I grew up in gorgeous Marin County, just north of the Golden Gate Bridge in the San Francisco Bay Area. I was lucky enough to grow up hiking, skiing, going to beaches and generally playing in nature. I attended UC Berkeley, and then St. John’s College in Annapolis MD, where I studied “The Great Books” of western civilization, ranging from Plato to Einstein. I then earned a Masters of Architecture from Carnegie Mellon University, and practiced architecture for many years at Kenzo Tange Associates in Tokyo – a fascinating experience. We moved back to NYC, where I practiced freelance architecture, took art classes, and raised my three children full-time for the next 17 or so years.
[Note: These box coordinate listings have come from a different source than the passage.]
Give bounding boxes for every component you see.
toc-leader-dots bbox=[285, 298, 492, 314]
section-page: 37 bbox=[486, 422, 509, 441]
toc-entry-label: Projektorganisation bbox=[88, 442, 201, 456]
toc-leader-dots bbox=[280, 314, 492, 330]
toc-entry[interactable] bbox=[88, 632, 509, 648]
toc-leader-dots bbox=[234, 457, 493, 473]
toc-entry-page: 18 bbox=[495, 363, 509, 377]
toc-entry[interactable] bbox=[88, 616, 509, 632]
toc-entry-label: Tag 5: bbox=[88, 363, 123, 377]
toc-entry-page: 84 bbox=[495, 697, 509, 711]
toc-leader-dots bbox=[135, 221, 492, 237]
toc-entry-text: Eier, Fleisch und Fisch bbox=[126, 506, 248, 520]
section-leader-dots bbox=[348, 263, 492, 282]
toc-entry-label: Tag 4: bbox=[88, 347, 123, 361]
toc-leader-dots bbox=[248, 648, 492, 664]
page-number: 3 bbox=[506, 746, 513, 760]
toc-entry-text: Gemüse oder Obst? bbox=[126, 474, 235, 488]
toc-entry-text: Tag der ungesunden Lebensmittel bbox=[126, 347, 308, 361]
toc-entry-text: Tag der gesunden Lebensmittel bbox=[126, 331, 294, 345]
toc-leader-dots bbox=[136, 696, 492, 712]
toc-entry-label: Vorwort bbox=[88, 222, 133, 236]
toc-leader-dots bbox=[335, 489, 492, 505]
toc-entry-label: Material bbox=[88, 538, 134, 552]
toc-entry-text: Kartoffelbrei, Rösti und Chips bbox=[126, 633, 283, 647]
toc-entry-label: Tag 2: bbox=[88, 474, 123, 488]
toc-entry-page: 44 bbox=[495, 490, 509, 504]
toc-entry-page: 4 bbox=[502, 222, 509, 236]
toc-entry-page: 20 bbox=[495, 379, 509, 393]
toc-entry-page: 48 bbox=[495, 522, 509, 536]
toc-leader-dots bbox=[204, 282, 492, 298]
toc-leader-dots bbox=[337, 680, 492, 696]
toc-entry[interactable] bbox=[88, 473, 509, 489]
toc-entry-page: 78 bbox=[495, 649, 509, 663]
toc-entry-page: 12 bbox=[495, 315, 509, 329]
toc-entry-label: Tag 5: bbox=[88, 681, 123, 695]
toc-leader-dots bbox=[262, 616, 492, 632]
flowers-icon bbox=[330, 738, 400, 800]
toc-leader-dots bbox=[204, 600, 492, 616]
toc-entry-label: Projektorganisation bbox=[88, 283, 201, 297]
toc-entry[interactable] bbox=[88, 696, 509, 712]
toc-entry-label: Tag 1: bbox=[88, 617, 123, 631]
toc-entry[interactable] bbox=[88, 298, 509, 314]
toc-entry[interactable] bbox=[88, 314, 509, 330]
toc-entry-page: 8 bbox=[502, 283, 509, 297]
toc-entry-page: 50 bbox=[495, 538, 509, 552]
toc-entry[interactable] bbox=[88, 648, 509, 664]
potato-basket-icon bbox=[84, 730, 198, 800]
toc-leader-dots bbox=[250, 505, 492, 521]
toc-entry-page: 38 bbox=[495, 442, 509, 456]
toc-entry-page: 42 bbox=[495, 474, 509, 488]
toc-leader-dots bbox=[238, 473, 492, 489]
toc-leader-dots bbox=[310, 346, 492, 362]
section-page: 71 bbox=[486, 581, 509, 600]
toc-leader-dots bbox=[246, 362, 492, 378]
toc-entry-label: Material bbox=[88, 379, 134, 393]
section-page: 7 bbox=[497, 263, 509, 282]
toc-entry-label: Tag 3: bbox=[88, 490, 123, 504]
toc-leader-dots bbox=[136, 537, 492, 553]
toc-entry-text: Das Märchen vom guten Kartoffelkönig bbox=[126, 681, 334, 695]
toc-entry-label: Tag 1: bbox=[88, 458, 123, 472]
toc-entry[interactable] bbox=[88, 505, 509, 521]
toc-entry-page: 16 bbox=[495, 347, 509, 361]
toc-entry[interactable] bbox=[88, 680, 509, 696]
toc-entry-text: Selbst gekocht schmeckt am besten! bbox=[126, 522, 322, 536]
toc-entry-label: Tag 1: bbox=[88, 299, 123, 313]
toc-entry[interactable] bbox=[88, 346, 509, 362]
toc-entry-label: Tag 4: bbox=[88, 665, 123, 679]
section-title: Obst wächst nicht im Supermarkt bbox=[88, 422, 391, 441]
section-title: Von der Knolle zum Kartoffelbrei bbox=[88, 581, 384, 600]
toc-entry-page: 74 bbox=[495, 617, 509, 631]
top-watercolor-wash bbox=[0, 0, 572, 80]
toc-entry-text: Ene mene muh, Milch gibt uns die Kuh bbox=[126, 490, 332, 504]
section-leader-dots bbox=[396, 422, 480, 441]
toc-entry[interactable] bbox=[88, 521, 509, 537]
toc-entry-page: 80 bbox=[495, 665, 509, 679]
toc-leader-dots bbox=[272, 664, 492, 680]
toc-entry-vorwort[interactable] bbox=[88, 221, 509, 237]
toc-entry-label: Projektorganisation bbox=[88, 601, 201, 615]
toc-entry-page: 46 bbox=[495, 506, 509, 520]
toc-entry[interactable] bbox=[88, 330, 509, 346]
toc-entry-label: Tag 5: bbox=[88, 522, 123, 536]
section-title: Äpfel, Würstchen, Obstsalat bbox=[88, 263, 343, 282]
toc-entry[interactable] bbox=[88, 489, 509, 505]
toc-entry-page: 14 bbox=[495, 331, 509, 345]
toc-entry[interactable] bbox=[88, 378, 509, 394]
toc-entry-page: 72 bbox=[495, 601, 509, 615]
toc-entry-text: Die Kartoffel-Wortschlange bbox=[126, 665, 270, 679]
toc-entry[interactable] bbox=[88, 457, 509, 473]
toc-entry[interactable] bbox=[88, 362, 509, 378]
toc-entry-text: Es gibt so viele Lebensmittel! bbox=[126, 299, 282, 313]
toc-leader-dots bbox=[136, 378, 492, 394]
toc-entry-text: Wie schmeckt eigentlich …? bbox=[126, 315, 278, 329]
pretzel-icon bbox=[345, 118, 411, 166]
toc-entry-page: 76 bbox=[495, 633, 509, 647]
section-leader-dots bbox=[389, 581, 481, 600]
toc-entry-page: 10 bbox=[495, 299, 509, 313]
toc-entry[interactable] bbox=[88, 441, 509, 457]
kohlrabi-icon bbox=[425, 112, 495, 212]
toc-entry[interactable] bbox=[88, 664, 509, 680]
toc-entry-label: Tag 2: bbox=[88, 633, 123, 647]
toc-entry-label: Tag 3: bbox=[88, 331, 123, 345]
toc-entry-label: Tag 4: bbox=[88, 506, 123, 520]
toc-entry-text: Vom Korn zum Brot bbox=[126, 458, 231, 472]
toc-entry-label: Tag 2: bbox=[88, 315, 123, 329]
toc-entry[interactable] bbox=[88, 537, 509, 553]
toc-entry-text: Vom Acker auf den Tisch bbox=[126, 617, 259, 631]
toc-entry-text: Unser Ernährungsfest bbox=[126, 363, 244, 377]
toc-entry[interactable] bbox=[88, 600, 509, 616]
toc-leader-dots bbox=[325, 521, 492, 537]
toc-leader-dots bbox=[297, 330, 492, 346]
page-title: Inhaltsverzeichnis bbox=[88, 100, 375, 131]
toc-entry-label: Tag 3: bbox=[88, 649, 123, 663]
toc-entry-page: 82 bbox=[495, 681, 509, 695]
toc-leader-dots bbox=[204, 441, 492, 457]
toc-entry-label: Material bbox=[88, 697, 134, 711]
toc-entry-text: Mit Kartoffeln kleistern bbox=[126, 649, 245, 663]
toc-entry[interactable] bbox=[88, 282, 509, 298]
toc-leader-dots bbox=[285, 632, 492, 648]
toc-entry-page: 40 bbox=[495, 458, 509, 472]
In 2013 I convinced my family to moved back to Marin.

 

My art journey is a little unusual, I think. As a child and teen I loved painting and drawing; my mother used to say I was born with a pencil in my hand. But I have many interests, and starting in college I took a long break from fine art to pursue them.This break lasted through college, graduate school, years as an architect, and almost two decades of full-time parenting. Art was woven firmly through the tapestry of this life, but I didn't really draw and paint. And then, when my youngest was about 12 and I could take a breath, I passed a flyer on the street advertising watercolor classes at the local church. My old excitement stirred, and I signed up. I was 49 years old. Who knew this one class would lead to a whole new phase of my life? I was so lucky that the class was taught by the incredibly talented and encouraging NYC artist Bonnie Steinsnyder, and I loved it. I took more classes at the Art Student's League. Upon moving to the Bay Area, I decided I needed formal training, even if I was already 51! After some research I discovered the Sadie Valerie Atelier, the renowned classical realism Atelier run by one of the Living Masters of our age. I studied here for four years and gained a rigorous formal training in academic drawing and painting, the foundations I needed. When the Atelier sadly shut down in 2020, several fellow students and I started a shared studio of our own in the Mission district of San Francisco. Here we use our foundational skills to create art of our own sensibility. This is now my beloved art community and painting space. I'm just this year beginning to show in exhibitions, an "emerging artist" in my early 60's. Thus it is that I came around full circle from my love of art as a child to resume my art journey in late life. What a joy and surprise it is to be here! Let's see what's next!